The concept of sputtering was first described by Grove (1852) and Plücker (1858), who reported vaporization and film formation of metal films by "spluttering" or "cathode disintegration".

Thomas Edison in 1902 provided the first commercial application of sputtering of gold onto hard wax recording media.

However, it wasn’t until the 1970s before magnetron sputtering had wider use due to the growth of semiconductor solid state technology and in the 1980s with the introduction of optical recording media.

The basic process of sputtering involves a magnetron and its target material being arranged within a vacuum chamber along with a substrate, onto which a thin film is to be deposited.

Magnetron sputtering is generally a physical vapour deposition method where material from a target is being removed, and transferred onto a substrate by effects of high energy collisions on the target.

Ionization occurs within a plasma due to collisions with electrons, and the ions are attracted towards a negatively biased target, producing the high energy collision, which removes target material into the vapour phase.

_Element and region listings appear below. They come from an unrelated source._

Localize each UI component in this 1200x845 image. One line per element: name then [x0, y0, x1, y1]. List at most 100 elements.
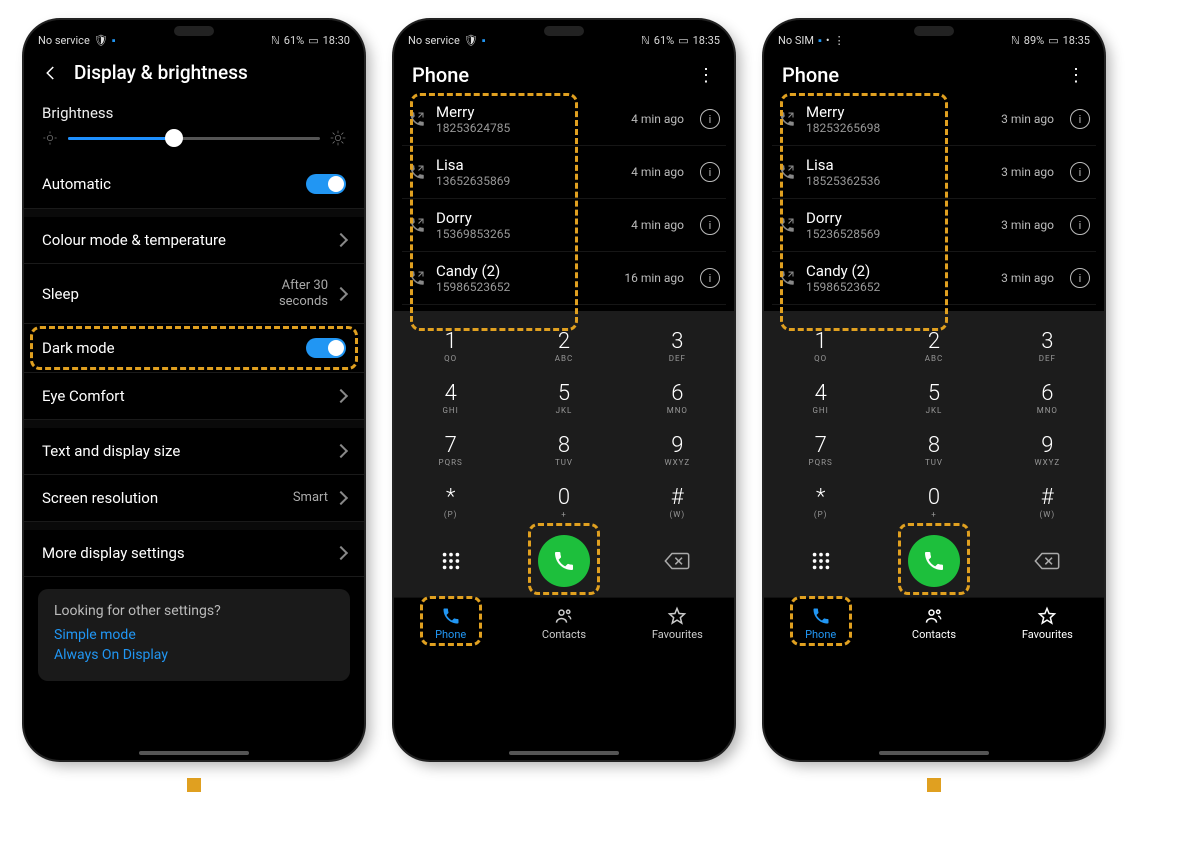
legend-marker	[927, 778, 941, 792]
automatic-toggle[interactable]	[306, 174, 346, 194]
keypad-key-4[interactable]: 4 GHI	[394, 371, 507, 423]
info-icon[interactable]: i	[1070, 109, 1090, 129]
call-row[interactable]: Merry 18253265698 3 min ago i	[772, 93, 1096, 146]
nav-favourites[interactable]: Favourites	[991, 598, 1104, 653]
home-indicator[interactable]	[139, 751, 249, 755]
keypad-key-6[interactable]: 6 MNO	[621, 371, 734, 423]
more-menu-icon[interactable]: ⋮	[697, 65, 716, 86]
bottom-nav: Phone Contacts Favourites	[394, 597, 734, 653]
key-sub: DEF	[621, 354, 734, 363]
key-digit: 9	[991, 433, 1104, 458]
carrier-text: No SIM	[778, 34, 814, 47]
keypad-key-2[interactable]: 2 ABC	[507, 319, 620, 371]
call-time: 4 min ago	[622, 218, 684, 232]
colour-mode-row[interactable]: Colour mode & temperature	[24, 217, 364, 264]
nav-phone-label: Phone	[805, 628, 836, 641]
dialpad-icon[interactable]	[810, 550, 832, 572]
keypad-key-#[interactable]: # (W)	[991, 475, 1104, 527]
brightness-slider[interactable]	[68, 137, 320, 140]
dark-mode-row[interactable]: Dark mode	[24, 324, 364, 373]
call-button[interactable]	[538, 535, 590, 587]
keypad-key-1[interactable]: 1 QO	[764, 319, 877, 371]
resolution-row[interactable]: Screen resolution Smart	[24, 475, 364, 522]
key-sub: GHI	[394, 406, 507, 415]
call-row[interactable]: Lisa 18525362536 3 min ago i	[772, 146, 1096, 199]
keypad-key-1[interactable]: 1 QO	[394, 319, 507, 371]
call-row[interactable]: Candy (2) 15986523652 16 min ago i	[402, 252, 726, 305]
key-sub: (P)	[764, 510, 877, 519]
call-name: Candy (2)	[806, 262, 982, 280]
keypad-key-5[interactable]: 5 JKL	[877, 371, 990, 423]
notch	[544, 26, 584, 36]
nav-contacts[interactable]: Contacts	[507, 598, 620, 653]
call-name: Lisa	[806, 156, 982, 174]
keypad-key-6[interactable]: 6 MNO	[991, 371, 1104, 423]
key-digit: 4	[394, 381, 507, 406]
keypad-key-9[interactable]: 9 WXYZ	[991, 423, 1104, 475]
info-icon[interactable]: i	[1070, 162, 1090, 182]
nav-phone[interactable]: Phone	[394, 598, 507, 653]
other-settings-card: Looking for other settings? Simple mode …	[38, 589, 350, 681]
keypad-key-9[interactable]: 9 WXYZ	[621, 423, 734, 475]
keypad-key-3[interactable]: 3 DEF	[621, 319, 734, 371]
backspace-icon[interactable]	[1033, 551, 1061, 571]
info-icon[interactable]: i	[700, 109, 720, 129]
info-icon[interactable]: i	[700, 268, 720, 288]
info-icon[interactable]: i	[700, 215, 720, 235]
app-title: Phone	[412, 63, 469, 87]
call-number: 18253265698	[806, 121, 982, 135]
text-size-row[interactable]: Text and display size	[24, 428, 364, 475]
key-digit: 4	[764, 381, 877, 406]
automatic-row[interactable]: Automatic	[24, 160, 364, 209]
nav-contacts[interactable]: Contacts	[877, 598, 990, 653]
call-row[interactable]: Candy (2) 15986523652 3 min ago i	[772, 252, 1096, 305]
nav-contacts-label: Contacts	[912, 628, 956, 641]
keypad-key-4[interactable]: 4 GHI	[764, 371, 877, 423]
keypad-key-8[interactable]: 8 TUV	[507, 423, 620, 475]
dialpad-icon[interactable]	[440, 550, 462, 572]
sleep-row[interactable]: Sleep After 30 seconds	[24, 264, 364, 324]
call-row[interactable]: Merry 18253624785 4 min ago i	[402, 93, 726, 146]
keypad-key-7[interactable]: 7 PQRS	[394, 423, 507, 475]
keypad-key-3[interactable]: 3 DEF	[991, 319, 1104, 371]
keypad-key-*[interactable]: * (P)	[764, 475, 877, 527]
call-name: Merry	[436, 103, 612, 121]
simple-mode-link[interactable]: Simple mode	[54, 627, 334, 643]
more-menu-icon[interactable]: ⋮	[1067, 65, 1086, 86]
colour-mode-label: Colour mode & temperature	[42, 231, 226, 249]
call-row[interactable]: Lisa 13652635869 4 min ago i	[402, 146, 726, 199]
keypad-key-8[interactable]: 8 TUV	[877, 423, 990, 475]
backspace-icon[interactable]	[663, 551, 691, 571]
call-number: 18253624785	[436, 121, 612, 135]
key-sub: TUV	[507, 458, 620, 467]
key-sub: ABC	[877, 354, 990, 363]
key-sub: JKL	[877, 406, 990, 415]
key-sub: WXYZ	[991, 458, 1104, 467]
keypad-key-#[interactable]: # (W)	[621, 475, 734, 527]
info-icon[interactable]: i	[700, 162, 720, 182]
info-icon[interactable]: i	[1070, 268, 1090, 288]
home-indicator[interactable]	[879, 751, 989, 755]
keypad-key-0[interactable]: 0 +	[507, 475, 620, 527]
dark-mode-toggle[interactable]	[306, 338, 346, 358]
call-button[interactable]	[908, 535, 960, 587]
key-digit: 7	[394, 433, 507, 458]
carrier-text: No service	[408, 34, 460, 47]
always-on-link[interactable]: Always On Display	[54, 647, 334, 663]
home-indicator[interactable]	[509, 751, 619, 755]
info-icon[interactable]: i	[1070, 215, 1090, 235]
keypad-key-0[interactable]: 0 +	[877, 475, 990, 527]
call-row[interactable]: Dorry 15369853265 4 min ago i	[402, 199, 726, 252]
back-icon[interactable]	[42, 64, 60, 82]
eye-comfort-row[interactable]: Eye Comfort	[24, 373, 364, 420]
keypad-key-5[interactable]: 5 JKL	[507, 371, 620, 423]
key-sub: TUV	[877, 458, 990, 467]
more-settings-row[interactable]: More display settings	[24, 530, 364, 577]
nav-favourites[interactable]: Favourites	[621, 598, 734, 653]
call-time: 4 min ago	[622, 165, 684, 179]
keypad-key-7[interactable]: 7 PQRS	[764, 423, 877, 475]
call-row[interactable]: Dorry 15236528569 3 min ago i	[772, 199, 1096, 252]
keypad-key-*[interactable]: * (P)	[394, 475, 507, 527]
nav-phone[interactable]: Phone	[764, 598, 877, 653]
keypad-key-2[interactable]: 2 ABC	[877, 319, 990, 371]
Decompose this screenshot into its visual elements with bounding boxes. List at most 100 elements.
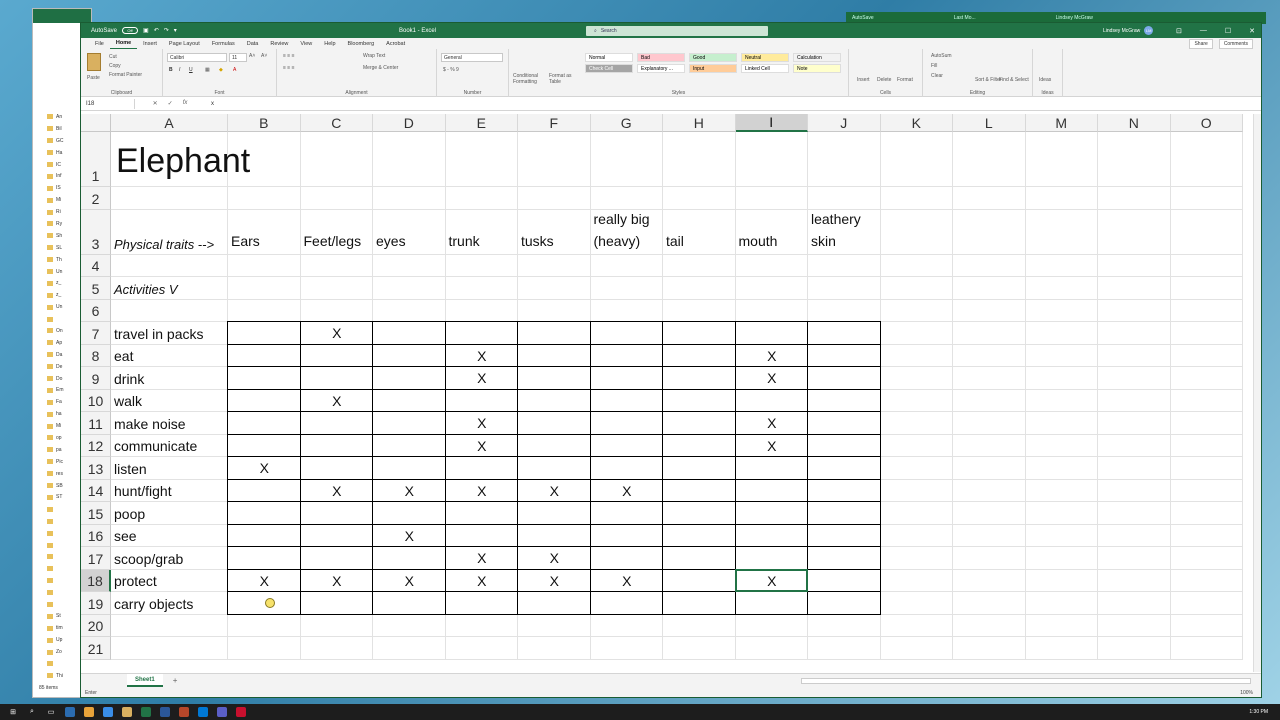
activity-label[interactable]: poop bbox=[111, 502, 145, 525]
x-mark[interactable]: X bbox=[446, 345, 519, 368]
close-button[interactable]: ✕ bbox=[1249, 27, 1255, 35]
active-cell[interactable] bbox=[734, 568, 808, 592]
column-header-f[interactable]: F bbox=[518, 114, 591, 132]
x-mark[interactable]: X bbox=[518, 480, 591, 503]
select-all-corner[interactable] bbox=[81, 114, 111, 132]
row-header-15[interactable]: 15 bbox=[81, 502, 111, 525]
format-as-table-button[interactable]: Format as Table bbox=[549, 73, 579, 85]
decrease-font-icon[interactable]: A˅ bbox=[261, 53, 267, 59]
word-icon[interactable] bbox=[160, 707, 170, 717]
teams-icon[interactable] bbox=[217, 707, 227, 717]
task-view-icon[interactable]: ▭ bbox=[46, 707, 56, 717]
x-mark[interactable]: X bbox=[736, 345, 809, 368]
merge-center-button[interactable]: Merge & Center bbox=[363, 65, 398, 71]
format-cells-button[interactable]: Format bbox=[897, 77, 913, 83]
account-area[interactable]: Lindsey McGraw LM bbox=[1103, 26, 1154, 35]
row-header-6[interactable]: 6 bbox=[81, 299, 111, 322]
activity-label[interactable]: hunt/fight bbox=[111, 480, 172, 503]
italic-button[interactable]: I bbox=[179, 67, 180, 73]
tab-bloomberg[interactable]: Bloomberg bbox=[342, 38, 381, 49]
format-painter-button[interactable]: Format Painter bbox=[109, 72, 142, 78]
tab-view[interactable]: View bbox=[294, 38, 318, 49]
row-header-17[interactable]: 17 bbox=[81, 547, 111, 570]
folder-icon[interactable] bbox=[122, 707, 132, 717]
column-header-j[interactable]: J bbox=[808, 114, 881, 132]
ideas-button[interactable]: Ideas bbox=[1039, 77, 1051, 83]
x-mark[interactable]: X bbox=[518, 570, 591, 593]
start-icon[interactable]: ⊞ bbox=[8, 707, 18, 717]
confirm-entry-icon[interactable]: ✓ bbox=[168, 100, 173, 107]
tab-data[interactable]: Data bbox=[241, 38, 265, 49]
top-align-icon[interactable]: ≡ ≡ ≡ bbox=[283, 53, 295, 59]
ribbon-display-icon[interactable]: ⊡ bbox=[1176, 27, 1182, 35]
fill-color-icon[interactable]: ◆ bbox=[219, 67, 223, 73]
x-mark[interactable]: X bbox=[736, 435, 809, 458]
activity-label[interactable]: travel in packs bbox=[111, 322, 203, 345]
activity-label[interactable]: see bbox=[111, 525, 137, 548]
autosum-button[interactable]: AutoSum bbox=[931, 53, 952, 59]
underline-button[interactable]: U bbox=[189, 67, 193, 73]
add-sheet-button[interactable]: + bbox=[173, 676, 178, 685]
clear-button[interactable]: Clear bbox=[931, 73, 943, 79]
formula-input[interactable]: x bbox=[205, 101, 214, 107]
x-mark[interactable]: X bbox=[446, 547, 519, 570]
x-mark[interactable]: X bbox=[446, 480, 519, 503]
activity-label[interactable]: walk bbox=[111, 390, 142, 413]
firefox-icon[interactable] bbox=[84, 707, 94, 717]
column-header-d[interactable]: D bbox=[373, 114, 446, 132]
trait-header-c[interactable]: Feet/legs bbox=[301, 210, 374, 255]
bold-button[interactable]: B bbox=[169, 67, 173, 73]
style-chip-neutral[interactable]: Neutral bbox=[741, 53, 789, 62]
x-mark[interactable]: X bbox=[446, 367, 519, 390]
share-button[interactable]: Share bbox=[1189, 38, 1213, 49]
column-header-a[interactable]: A bbox=[111, 114, 228, 132]
row-header-5[interactable]: 5 bbox=[81, 277, 111, 300]
autosave-toggle[interactable]: Off bbox=[122, 27, 139, 34]
trait-header-b[interactable]: Ears bbox=[228, 210, 301, 255]
app-icon[interactable] bbox=[65, 707, 75, 717]
activity-label[interactable]: communicate bbox=[111, 435, 197, 458]
traits-label[interactable]: Physical traits --> bbox=[111, 210, 214, 255]
x-mark[interactable]: X bbox=[373, 480, 446, 503]
cut-button[interactable]: Cut bbox=[109, 54, 117, 60]
undo-icon[interactable]: ↶ bbox=[154, 27, 159, 34]
paste-icon[interactable] bbox=[87, 53, 101, 71]
trait-header-j[interactable]: leathery skin bbox=[808, 210, 881, 255]
row-header-2[interactable]: 2 bbox=[81, 187, 111, 210]
x-mark[interactable]: X bbox=[736, 367, 809, 390]
row-header-3[interactable]: 3 bbox=[81, 209, 111, 255]
column-header-k[interactable]: K bbox=[880, 114, 953, 132]
tab-help[interactable]: Help bbox=[318, 38, 341, 49]
sort-filter-button[interactable]: Sort & Filter bbox=[975, 77, 1001, 83]
column-header-i[interactable]: I bbox=[735, 114, 808, 132]
copy-button[interactable]: Copy bbox=[109, 63, 121, 69]
cancel-entry-icon[interactable]: ✕ bbox=[153, 100, 158, 107]
row-header-4[interactable]: 4 bbox=[81, 254, 111, 277]
paste-button[interactable]: Paste bbox=[87, 75, 100, 81]
x-mark[interactable]: X bbox=[591, 480, 664, 503]
style-chip-normal[interactable]: Normal bbox=[585, 53, 633, 62]
row-header-16[interactable]: 16 bbox=[81, 524, 111, 547]
style-chip-linked-cell[interactable]: Linked Cell bbox=[741, 64, 789, 73]
column-header-b[interactable]: B bbox=[228, 114, 301, 132]
font-name-select[interactable]: Calibri bbox=[167, 53, 227, 62]
activity-label[interactable]: scoop/grab bbox=[111, 547, 183, 570]
insert-cells-button[interactable]: Insert bbox=[857, 77, 870, 83]
minimize-button[interactable]: — bbox=[1200, 27, 1207, 35]
row-header-11[interactable]: 11 bbox=[81, 412, 111, 435]
trait-header-f[interactable]: tusks bbox=[518, 210, 591, 255]
conditional-formatting-button[interactable]: Conditional Formatting bbox=[513, 73, 547, 85]
trait-header-h[interactable]: tail bbox=[663, 210, 736, 255]
sheet-tab-sheet1[interactable]: Sheet1 bbox=[127, 674, 163, 687]
column-header-n[interactable]: N bbox=[1098, 114, 1171, 132]
trait-header-g[interactable]: really big (heavy) bbox=[591, 210, 664, 255]
column-header-c[interactable]: C bbox=[300, 114, 373, 132]
row-header-20[interactable]: 20 bbox=[81, 614, 111, 637]
row-header-18[interactable]: 18 bbox=[81, 569, 111, 592]
number-format-buttons[interactable]: $ - % 9 bbox=[443, 67, 459, 73]
delete-cells-button[interactable]: Delete bbox=[877, 77, 891, 83]
left-align-icon[interactable]: ≡ ≡ ≡ bbox=[283, 65, 295, 71]
style-chip-good[interactable]: Good bbox=[689, 53, 737, 62]
increase-font-icon[interactable]: A˄ bbox=[249, 53, 255, 59]
x-mark[interactable]: X bbox=[591, 570, 664, 593]
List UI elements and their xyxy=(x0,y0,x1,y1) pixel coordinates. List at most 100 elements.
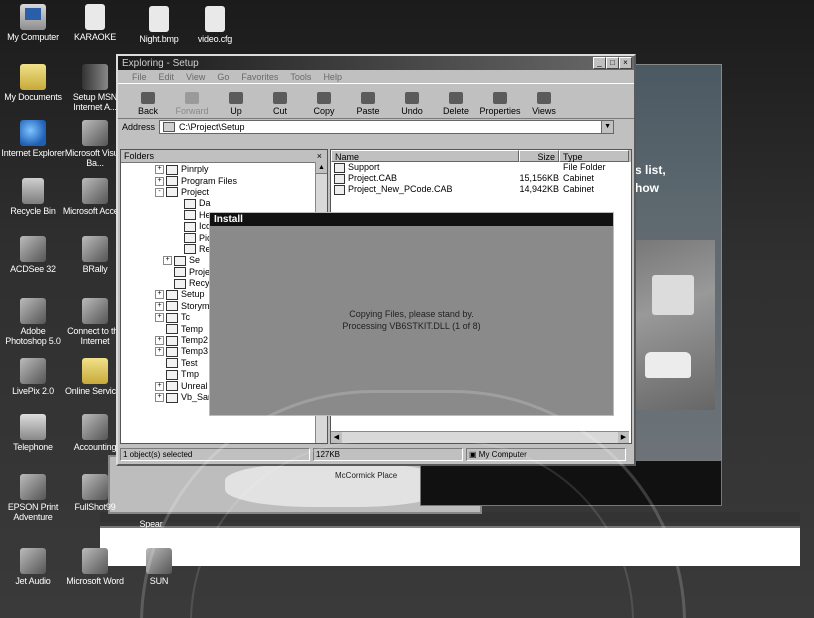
toolbar-button-label: Properties xyxy=(479,106,521,116)
folder-icon xyxy=(166,346,178,357)
config-file-icon xyxy=(205,6,225,32)
menu-item-go[interactable]: Go xyxy=(217,72,229,82)
address-dropdown-button[interactable]: ▼ xyxy=(601,121,614,133)
folder-icon xyxy=(166,187,178,198)
desktop-icon-recycle-bin[interactable]: Recycle Bin xyxy=(0,178,66,216)
paste-button[interactable]: Paste xyxy=(346,92,390,118)
sun-icon xyxy=(146,548,172,574)
truck-image xyxy=(652,275,694,315)
file-type: Cabinet xyxy=(563,173,595,183)
desktop-icon-label: video.cfg xyxy=(197,34,233,44)
tree-item[interactable]: + Program Files xyxy=(121,175,315,187)
map-image: McCormick Place xyxy=(225,463,445,507)
file-size xyxy=(519,162,559,173)
desktop-icon-video-cfg[interactable]: video.cfg xyxy=(182,6,248,44)
desktop-icon-spear[interactable]: Spear xyxy=(126,498,176,529)
desktop-icon-label: Adobe Photoshop 5.0 xyxy=(5,326,61,346)
menu-item-view[interactable]: View xyxy=(186,72,205,82)
copy-button[interactable]: Copy xyxy=(302,92,346,118)
scroll-left-arrow-icon[interactable]: ◀ xyxy=(331,432,342,443)
file-row[interactable]: Support File Folder xyxy=(331,162,631,173)
file-size: 15,156KB xyxy=(519,173,559,183)
undo-icon xyxy=(405,92,419,104)
delete-button[interactable]: Delete xyxy=(434,92,478,118)
desktop-icon-label: My Documents xyxy=(4,92,62,102)
desktop-icon-label: Jet Audio xyxy=(15,576,51,586)
maximize-button[interactable]: □ xyxy=(606,57,619,69)
file-list-horizontal-scrollbar[interactable]: ◀ ▶ xyxy=(331,431,629,443)
forward-icon xyxy=(185,92,199,104)
map-label: McCormick Place xyxy=(335,471,398,480)
column-name[interactable]: Name xyxy=(331,150,519,162)
desktop-icon-photoshop[interactable]: Adobe Photoshop 5.0 xyxy=(0,298,66,346)
address-input[interactable]: C:\Project\Setup ▼ xyxy=(159,120,615,134)
tree-item-label: Test xyxy=(181,357,198,368)
cut-button[interactable]: Cut xyxy=(258,92,302,118)
install-message-line1: Copying Files, please stand by. xyxy=(349,309,474,319)
column-type[interactable]: Type xyxy=(559,150,629,162)
install-dialog-title[interactable]: Install xyxy=(210,213,613,226)
tree-item-label: Unreal xyxy=(181,380,208,391)
toolbar: Back Forward Up Cut Copy Paste Undo Delete Prope… xyxy=(118,83,634,119)
properties-button[interactable]: Properties xyxy=(478,92,522,118)
expand-toggle-icon[interactable]: + xyxy=(155,347,164,357)
close-folders-pane-button[interactable]: × xyxy=(317,150,322,162)
desktop-icon-telephone[interactable]: Telephone xyxy=(0,414,66,452)
tree-item[interactable]: + Pinrply xyxy=(121,164,315,175)
up-button[interactable]: Up xyxy=(214,92,258,118)
views-button[interactable]: Views xyxy=(522,92,566,118)
desktop-icon-my-documents[interactable]: My Documents xyxy=(0,64,66,102)
tree-item-label: Tc xyxy=(181,312,190,323)
poster-road-image xyxy=(630,240,715,410)
column-size[interactable]: Size xyxy=(519,150,559,162)
file-row[interactable]: Project_New_PCode.CAB 14,942KB Cabinet xyxy=(331,184,631,195)
menu-item-file[interactable]: File xyxy=(132,72,147,82)
address-bar: Address C:\Project\Setup ▼ xyxy=(118,119,634,135)
desktop-icon-label: Recycle Bin xyxy=(10,206,56,216)
undo-button[interactable]: Undo xyxy=(390,92,434,118)
tree-item-label: Storym xyxy=(181,300,210,311)
desktop-icon-epson[interactable]: EPSON Print Adventure xyxy=(0,474,66,522)
menu-item-tools[interactable]: Tools xyxy=(290,72,311,82)
scroll-up-arrow-icon[interactable]: ▲ xyxy=(316,162,327,174)
expand-toggle-icon[interactable]: + xyxy=(155,176,164,186)
expand-toggle-icon[interactable]: + xyxy=(155,381,164,391)
desktop-icon-acdsee[interactable]: ACDSee 32 xyxy=(0,236,66,274)
tree-item[interactable]: - Project xyxy=(121,187,315,198)
tree-item-label: Tmp xyxy=(181,369,199,380)
expand-toggle-icon[interactable]: + xyxy=(155,336,164,346)
my-documents-icon xyxy=(20,64,46,90)
tree-item-label: Project xyxy=(181,186,210,197)
tree-item[interactable]: Da xyxy=(121,198,315,209)
desktop-icon-word[interactable]: Microsoft Word xyxy=(62,548,128,586)
toolbar-button-label: Views xyxy=(532,106,556,116)
folder-icon xyxy=(166,358,178,369)
menu-item-favorites[interactable]: Favorites xyxy=(241,72,278,82)
file-row[interactable]: Project.CAB 15,156KB Cabinet xyxy=(331,173,631,184)
explorer-titlebar[interactable]: Exploring - Setup _ □ × xyxy=(118,56,634,70)
expand-toggle-icon[interactable]: + xyxy=(155,313,164,323)
desktop-icon-my-computer[interactable]: My Computer xyxy=(0,4,66,42)
expand-toggle-icon[interactable]: + xyxy=(155,290,164,300)
desktop-icon-jet-audio[interactable]: Jet Audio xyxy=(0,548,66,586)
menu-item-help[interactable]: Help xyxy=(323,72,342,82)
expand-toggle-icon[interactable]: + xyxy=(163,256,172,266)
desktop-icon-karaoke-file[interactable]: KARAOKE xyxy=(62,4,128,42)
desktop-icon-internet-explorer[interactable]: Internet Explorer xyxy=(0,120,66,158)
desktop-icon-fullshot[interactable]: FullShot99 xyxy=(62,474,128,512)
minimize-button[interactable]: _ xyxy=(593,57,606,69)
accounting-icon xyxy=(82,414,108,440)
background-window-dark xyxy=(420,460,722,506)
expand-toggle-icon[interactable]: + xyxy=(155,393,164,402)
forward-button[interactable]: Forward xyxy=(170,92,214,118)
close-button[interactable]: × xyxy=(619,57,632,69)
expand-toggle-icon[interactable]: - xyxy=(155,187,164,197)
back-button[interactable]: Back xyxy=(126,92,170,118)
scroll-right-arrow-icon[interactable]: ▶ xyxy=(618,432,629,443)
desktop-icon-sun[interactable]: SUN xyxy=(126,548,192,586)
install-dialog: Install Copying Files, please stand by. … xyxy=(209,212,614,416)
menu-item-edit[interactable]: Edit xyxy=(159,72,175,82)
expand-toggle-icon[interactable]: + xyxy=(155,165,164,175)
expand-toggle-icon[interactable]: + xyxy=(155,301,164,311)
desktop-icon-livepix[interactable]: LivePix 2.0 xyxy=(0,358,66,396)
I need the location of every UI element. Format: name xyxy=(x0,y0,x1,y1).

In magnetron sputtering, the electrons in the plasma are confined due to the magnetic field and electric field trap.

Sputtering is a process that is widely used in a wide range of applications, from coating of food packaging to keep moisture and oxygen out of the packaging and preserve the contained food, to scratch-resistant coatings that are commonly used for glass and touchscreens.

Magnetron sputter deposition has significant advantages over other deposition techniques, such as the range of target materials that can be used, and the durability of the coatings.

As technology continues to improve, so too does the quality of the coatings that can be achieved, with increased target utilization and greater reliability resulting in longer process and lower costs.